Quick answer
Use this hub when the project is supported by a round pier, post footing, or reinforced concrete column. The estimate begins with a known inside diameter or section size and ends before the design of the reinforcement cage or connection hardware.

| Element | Start here | Main boundary |
|---|---|---|
| Round pier in a tube form | Sonotube pier planning | Frost, overbreak, and base geometry are separate from the main cylinder |
| Square, rectangular, or round column | Concrete column planning | Cage layout and structural detailing come from the drawings |
Planning sequence
- Confirm whether the element is a pier, pedestal, or structural column.
- Measure the uniform concrete section only between actual pour limits.
- Separate flares, pedestals, capitals, and other nonuniform shapes.

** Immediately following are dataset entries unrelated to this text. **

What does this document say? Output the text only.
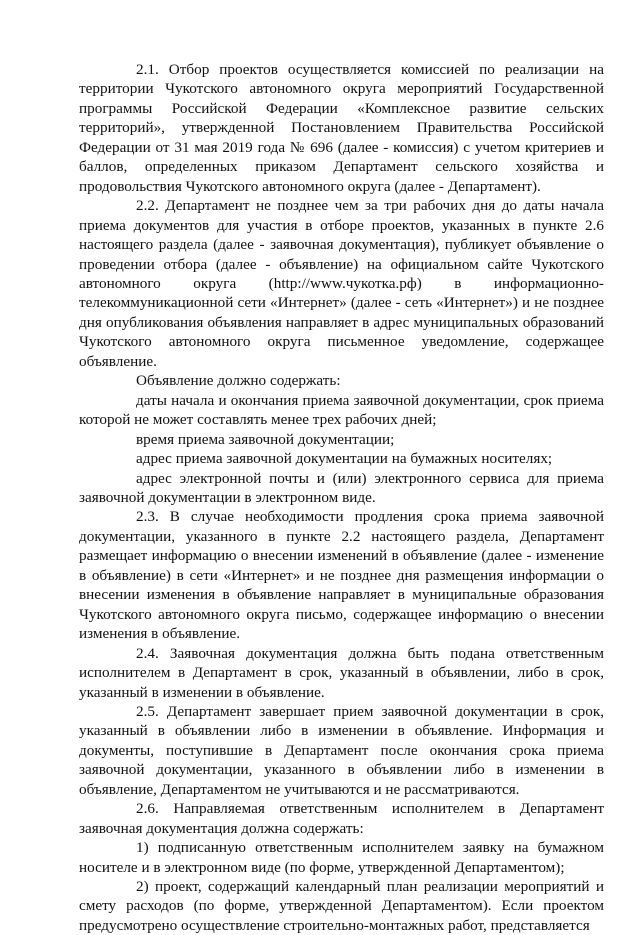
2.1. Отбор проектов осуществляется комиссией по реализации на территории Чукотского автономного округа мероприятий Государственной программы Российской Федерации «Комплексное развитие сельских территорий», утвержденной Постановлением Правительства Российской Федерации от 31 мая 2019 года № 696 (далее - комиссия) с учетом критериев и баллов, определенных приказом Департамент сельского хозяйства и продовольствия Чукотского автономного округа (далее - Департамент).

2.2. Департамент не позднее чем за три рабочих дня до даты начала приема документов для участия в отборе проектов, указанных в пункте 2.6 настоящего раздела (далее - заявочная документация), публикует объявление о проведении отбора (далее - объявление) на официальном сайте Чукотского автономного округа (http://www.чукотка.рф) в информационно-телекоммуникационной сети «Интернет» (далее - сеть «Интернет») и не позднее дня опубликования объявления направляет в адрес муниципальных образований Чукотского автономного округа письменное уведомление, содержащее объявление.

Объявление должно содержать:

даты начала и окончания приема заявочной документации, срок приема которой не может составлять менее трех рабочих дней;

время приема заявочной документации;

адрес приема заявочной документации на бумажных носителях;

адрес электронной почты и (или) электронного сервиса для приема заявочной документации в электронном виде.

2.3. В случае необходимости продления срока приема заявочной документации, указанного в пункте 2.2 настоящего раздела, Департамент размещает информацию о внесении изменений в объявление (далее - изменение в объявление) в сети «Интернет» и не позднее дня размещения информации о внесении изменения в объявление направляет в муниципальные образования Чукотского автономного округа письмо, содержащее информацию о внесении изменения в объявление.

2.4. Заявочная документация должна быть подана ответственным исполнителем в Департамент в срок, указанный в объявлении, либо в срок, указанный в изменении в объявление.

2.5. Департамент завершает прием заявочной документации в срок, указанный в объявлении либо в изменении в объявление. Информация и документы, поступившие в Департамент после окончания срока приема заявочной документации, указанного в объявлении либо в изменении в объявление, Департаментом не учитываются и не рассматриваются.

2.6. Направляемая ответственным исполнителем в Департамент заявочная документация должна содержать:

1) подписанную ответственным исполнителем заявку на бумажном носителе и в электронном виде (по форме, утвержденной Департаментом);

2) проект, содержащий календарный план реализации мероприятий и смету расходов (по форме, утвержденной Департаментом). Если проектом предусмотрено осуществление строительно-монтажных работ, представляется
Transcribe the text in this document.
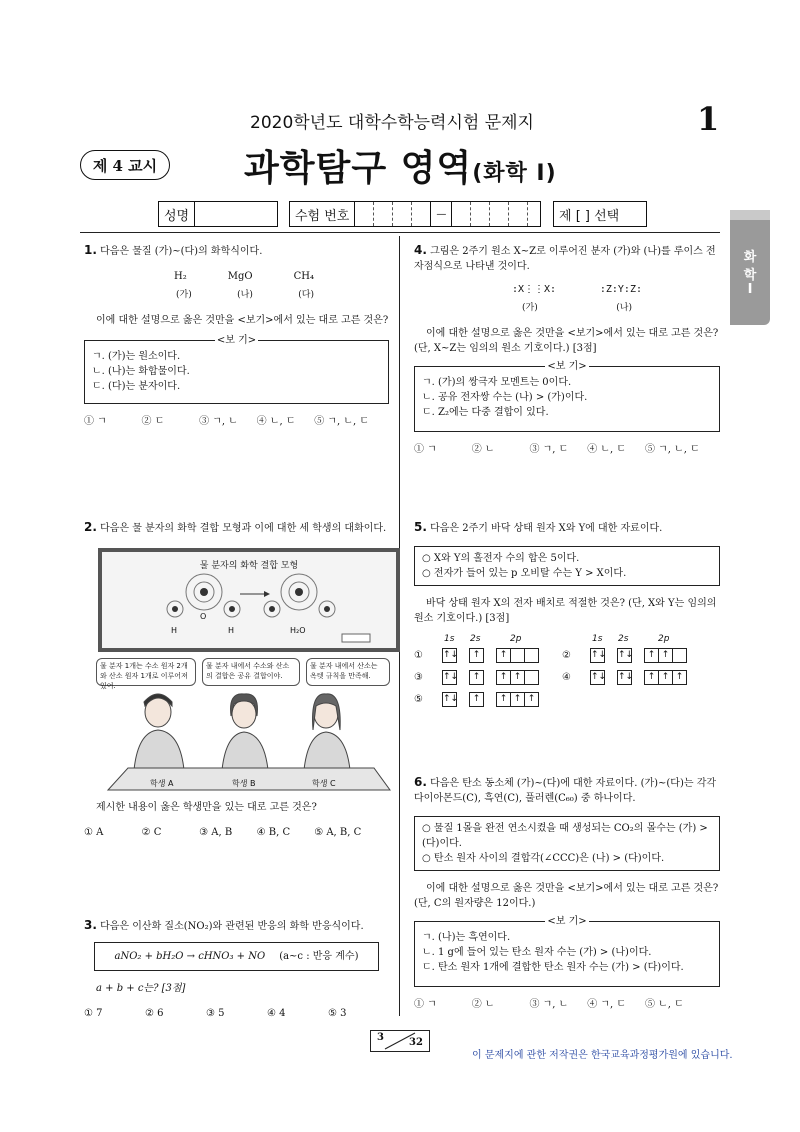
2020학년도 대학수학능력시험 문제지	1
제 4 교시	과학탐구 영역(화학 I)
성명	수험 번호	—	제 [ ] 선택
화
학
I
1. 다음은 물질 (가)~(다)의 화학식이다.
H₂	MgO	CH₄
(가)	(나)	(다)
이에 대한 설명으로 옳은 것만을 <보기>에서 있는 대로 고른 것은?
<보 기>
ㄱ. (가)는 원소이다.
ㄴ. (나)는 화합물이다.
ㄷ. (다)는 분자이다.
① ㄱ	② ㄷ	③ ㄱ, ㄴ	④ ㄴ, ㄷ	⑤ ㄱ, ㄴ, ㄷ
2. 다음은 물 분자의 화학 결합 모형과 이에 대한 세 학생의 대화이다.
물 분자의 화학 결합 모형
H
O
H	H₂O
물 분자 1개는 수소 원자 2개와 산소 원자 1개로 이루어져 있어.
물 분자 내에서 수소와 산소의 결합은 공유 결합이야.
물 분자 내에서 산소는 옥텟 규칙을 만족해.
학생 A	학생 B	학생 C
제시한 내용이 옳은 학생만을 있는 대로 고른 것은?
① A	② C	③ A, B	④ B, C	⑤ A, B, C
3. 다음은 이산화 질소(NO₂)와 관련된 반응의 화학 반응식이다.
aNO₂ + bH₂O → cHNO₃ + NO (a~c : 반응 계수)
a + b + c는? [3점]
① 7	② 6	③ 5	④ 4	⑤ 3
4. 그림은 2주기 원소 X~Z로 이루어진 분자 (가)와 (나)를 루이스 전자점식으로 나타낸 것이다.
:X⋮⋮X:	:Z:Y:Z:
(가)	(나)
이에 대한 설명으로 옳은 것만을 <보기>에서 있는 대로 고른 것은? (단, X~Z는 임의의 원소 기호이다.) [3점]
<보 기>
ㄱ. (가)의 쌍극자 모멘트는 0이다.
ㄴ. 공유 전자쌍 수는 (나) > (가)이다.
ㄷ. Z₂에는 다중 결합이 있다.
① ㄱ	② ㄴ	③ ㄱ, ㄷ	④ ㄴ, ㄷ	⑤ ㄱ, ㄴ, ㄷ
5. 다음은 2주기 바닥 상태 원자 X와 Y에 대한 자료이다.
○ X와 Y의 홀전자 수의 합은 5이다.
○ 전자가 들어 있는 p 오비탈 수는 Y > X이다.
바닥 상태 원자 X의 전자 배치로 적절한 것은? (단, X와 Y는 임의의 원소 기호이다.) [3점]
1s 2s	2p	1s 2s	2p
①	↑↓	↑	↑	②	↑↓ ↑↓	↑ ↑
③	↑↓	↑	↑ ↑	④	↑↓ ↑↓	↑ ↑ ↑
⑤	↑↓	↑	↑ ↑ ↑
6. 다음은 탄소 동소체 (가)~(다)에 대한 자료이다. (가)~(다)는 각각 다이아몬드(C), 흑연(C), 풀러렌(C₆₀) 중 하나이다.
○ 물질 1몰을 완전 연소시켰을 때 생성되는 CO₂의 몰수는 (가) > (다)이다.
○ 탄소 원자 사이의 결합각(∠CCC)은 (나) > (다)이다.
이에 대한 설명으로 옳은 것만을 <보기>에서 있는 대로 고른 것은? (단, C의 원자량은 12이다.)
<보 기>
ㄱ. (나)는 흑연이다.
ㄴ. 1 g에 들어 있는 탄소 원자 수는 (가) > (나)이다.
ㄷ. 탄소 원자 1개에 결합한 탄소 원자 수는 (가) > (다)이다.
① ㄱ	② ㄴ	③ ㄱ, ㄴ	④ ㄱ, ㄷ	⑤ ㄴ, ㄷ
3	32
이 문제지에 관한 저작권은 한국교육과정평가원에 있습니다.
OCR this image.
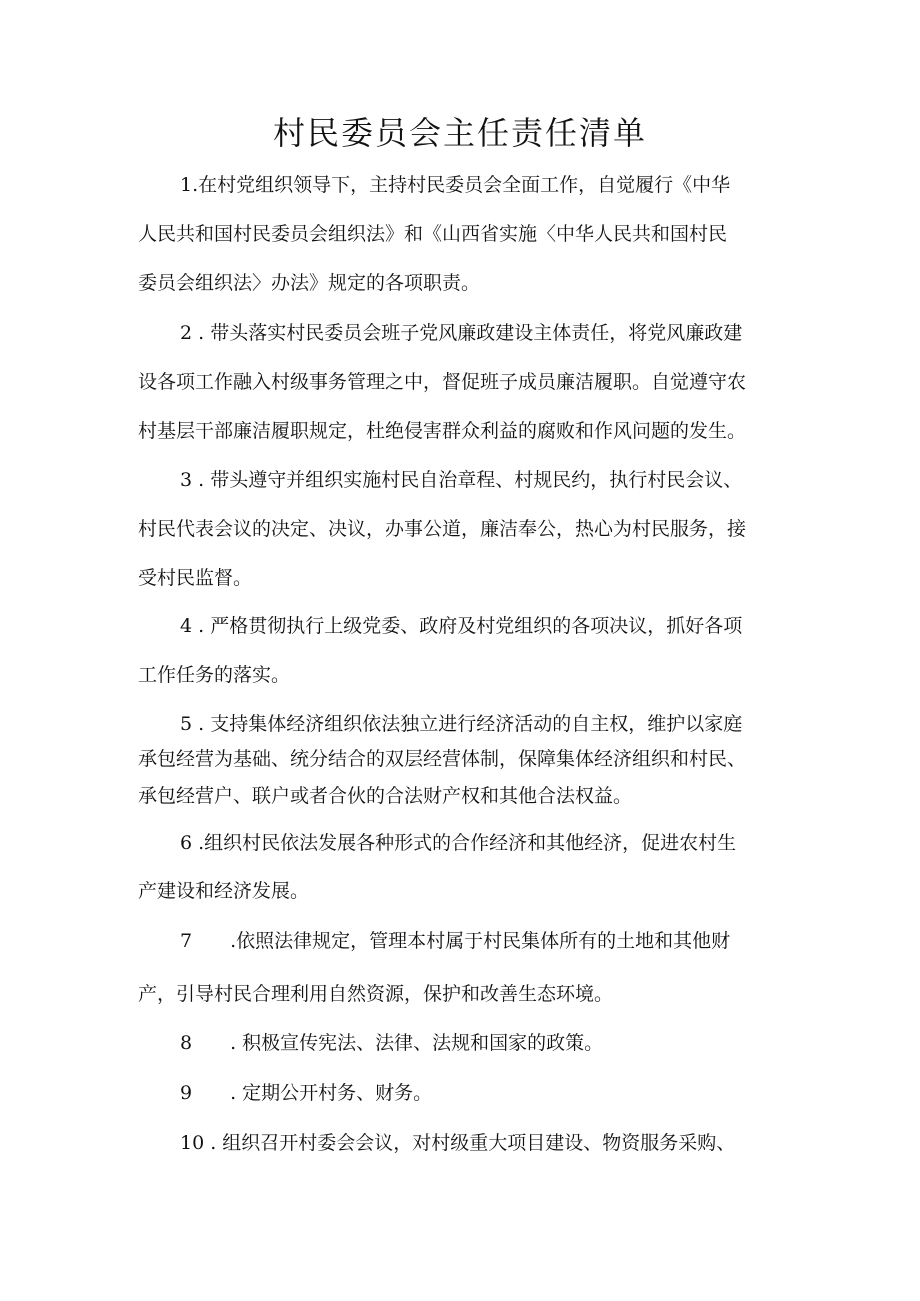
村民委员会主任责任清单
1.在村党组织领导下，主持村民委员会全面工作，自觉履行《中华
人民共和国村民委员会组织法》和《山西省实施〈中华人民共和国村民
委员会组织法〉办法》规定的各项职责。
2 . 带头落实村民委员会班子党风廉政建设主体责任，将党风廉政建
设各项工作融入村级事务管理之中，督促班子成员廉洁履职。自觉遵守农
村基层干部廉洁履职规定，杜绝侵害群众利益的腐败和作风问题的发生。
3 . 带头遵守并组织实施村民自治章程、村规民约，执行村民会议、
村民代表会议的决定、决议，办事公道，廉洁奉公，热心为村民服务，接
受村民监督。
4 . 严格贯彻执行上级党委、政府及村党组织的各项决议，抓好各项
工作任务的落实。
5 . 支持集体经济组织依法独立进行经济活动的自主权，维护以家庭
承包经营为基础、统分结合的双层经营体制，保障集体经济组织和村民、
承包经营户、联户或者合伙的合法财产权和其他合法权益。
6 .组织村民依法发展各种形式的合作经济和其他经济，促进农村生
产建设和经济发展。
7　　.依照法律规定，管理本村属于村民集体所有的土地和其他财
产，引导村民合理利用自然资源，保护和改善生态环境。
8　　. 积极宣传宪法、法律、法规和国家的政策。
9　　. 定期公开村务、财务。
10 . 组织召开村委会会议，对村级重大项目建设、物资服务采购、
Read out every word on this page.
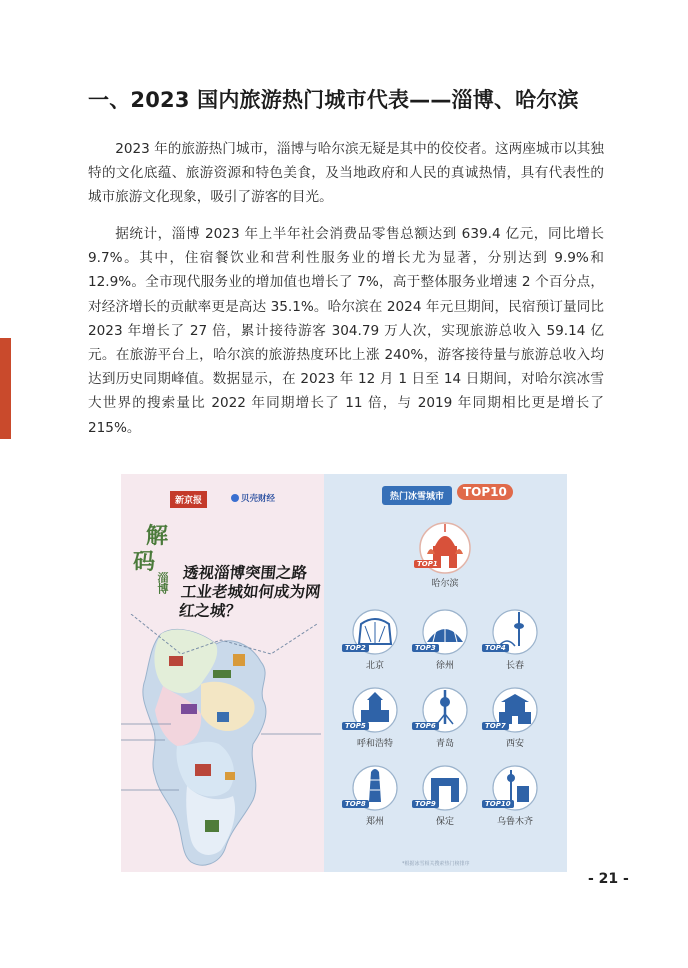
一、2023 国内旅游热门城市代表——淄博、哈尔滨

2023 年的旅游热门城市，淄博与哈尔滨无疑是其中的佼佼者。这两座城市以其独特的文化底蕴、旅游资源和特色美食，及当地政府和人民的真诚热情，具有代表性的城市旅游文化现象，吸引了游客的目光。

据统计，淄博 2023 年上半年社会消费品零售总额达到 639.4 亿元，同比增长 9.7%。其中，住宿餐饮业和营利性服务业的增长尤为显著，分别达到 9.9%和 12.9%。全市现代服务业的增加值也增长了 7%，高于整体服务业增速 2 个百分点，对经济增长的贡献率更是高达 35.1%。哈尔滨在 2024 年元旦期间，民宿预订量同比 2023 年增长了 27 倍，累计接待游客 304.79 万人次，实现旅游总收入 59.14 亿元。在旅游平台上，哈尔滨的旅游热度环比上涨 240%，游客接待量与旅游总收入均达到历史同期峰值。数据显示，在 2023 年 12 月 1 日至 14 日期间，对哈尔滨冰雪大世界的搜索量比 2022 年同期增长了 11 倍，与 2019 年同期相比更是增长了 215%。

新京报	贝壳财经
解
码
淄博 透视淄博突围之路 工业老城如何成为网红之城？
热门冰雪城市	TOP10
TOP1
哈尔滨
TOP2
北京
TOP3
徐州
TOP4
长春
TOP5
呼和浩特
TOP6
青岛
TOP7
西安
TOP8
郑州
TOP9
保定
TOP10
乌鲁木齐
*根据冰雪相关搜索热门榜排序
- 21 -
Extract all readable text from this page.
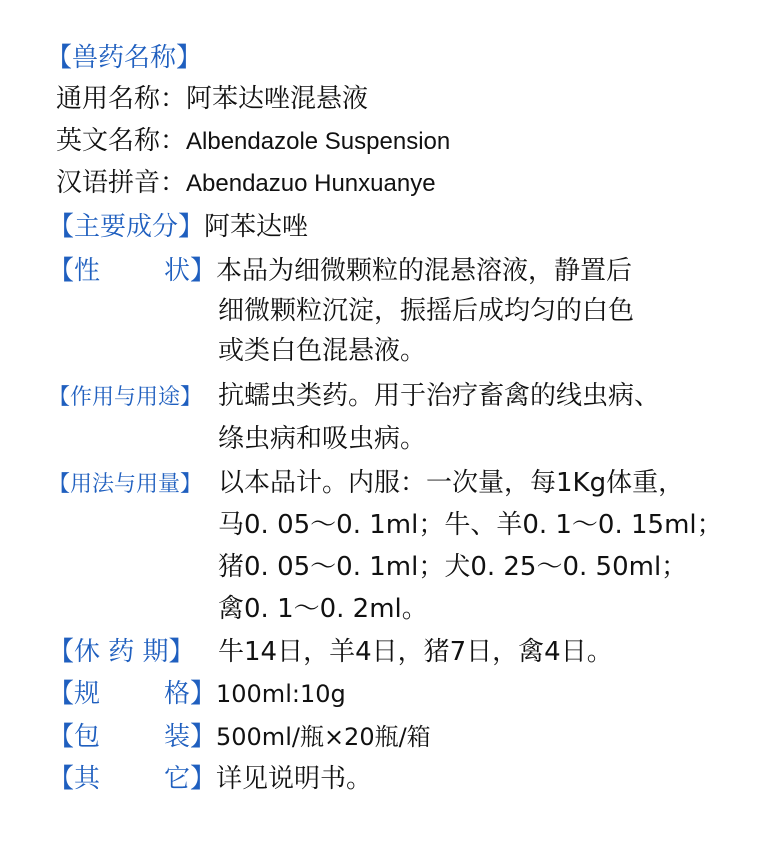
【兽药名称】
通用名称：阿苯达唑混悬液
英文名称：Albendazole Suspension
汉语拼音：Abendazuo Hunxuanye
【主要成分】阿苯达唑
【性 状】 本品为细微颗粒的混悬溶液，静置后
细微颗粒沉淀，振摇后成均匀的白色
或类白色混悬液。
【作用与用途】 抗蠕虫类药。用于治疗畜禽的线虫病、
绦虫病和吸虫病。
【用法与用量】 以本品计。内服：一次量，每1Kg体重，
马0. 05～0. 1ml；牛、羊0. 1～0. 15ml；
猪0. 05～0. 1ml；犬0. 25～0. 50ml；
禽0. 1～0. 2ml。
【休 药 期】 牛14日，羊4日，猪7日，禽4日。
【规 格】 100ml:10g
【包 装】 500ml/瓶×20瓶/箱
【其 它】 详见说明书。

- Use the structural detail for reinforcement, cover, and hardware assumptions.
- Verify bearing depth, uplift, and local review requirements before ordering.
Frequently asked questions
Can the same estimate rule be used for piers and columns?
Only at the level of basic geometry. The support, reinforcement, and design assumptions are different enough that the two types are easier to review as separate estimating problems.
When should a pier or column be split into multiple quantities?
Whenever bases, capitals, pedestals, or section sizes change enough that the main prism or cylinder no longer describes the whole concrete shape.